Tchap is the French government’s messaging platform for civil servants, ministries, and public agencies. Built on the open-source Matrix protocol, it was developed to keep government communications on infrastructure managed by the French state rather than foreign technology providers.
The Interministerial Directorate for Digital Affairs (DINUM) said the incident was detected on June 7 by France’s national cybersecurity agency, ANSSI.
Following the discovery, DINUM launched an investigation to determine how the account was compromised, what data may have been accessed, and what steps were needed to contain the incident.
“At this stage, the account originating the malicious requests has been identified. It was immediately blocked to remove the attacker’s persistent access and allow for a thorough analysis of the data they were able to access,” DINUM said.

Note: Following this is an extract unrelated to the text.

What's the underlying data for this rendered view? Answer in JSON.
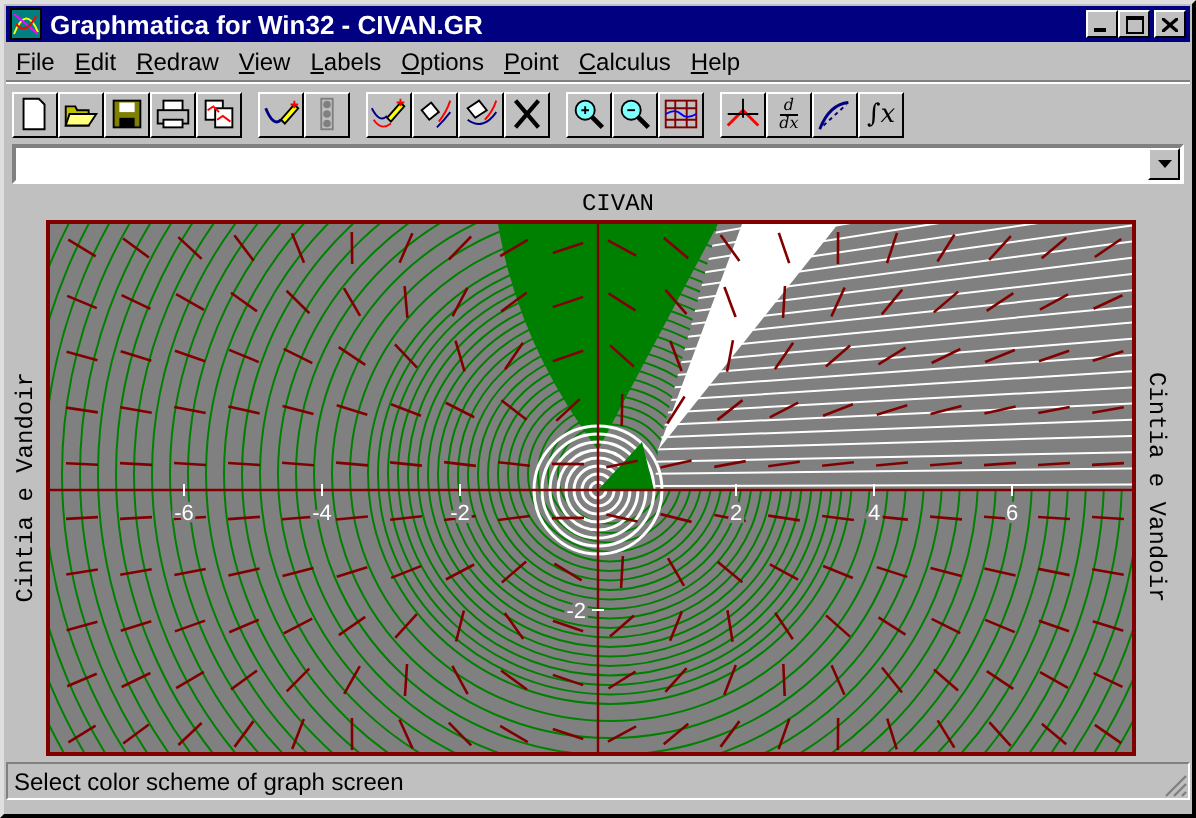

Officials stated that the incident did not affect private conversations protected by end-to-end encryption. According to DINUM, any information accessible through the compromised account would have been limited to public chat rooms, which are open to all Tchap users and whose messages are not encrypted.
While French officials described the breach as limited in scope, an alleged hacker claimed to have obtained 73,467 user accounts, 643,459 messages, 876 chat rooms with message history, 59,386 media files totaling 13.51 GB, and references to documents marked “Diffusion Restreinte,” a French government restricted-distribution classification. Access was allegedly gained through social engineering of an account associated with Tchap’s education environment.
None of those claims have been independently verified, and it remains unclear how much data the attacker was able to access.
DINUM has also notified France’s data protection authority, the CNIL, due to the potential exposure of personal data shared by some users in conversations accessible to the attacker, and alerted Tchap users that public chat rooms can be accessed by any user and are not encrypted.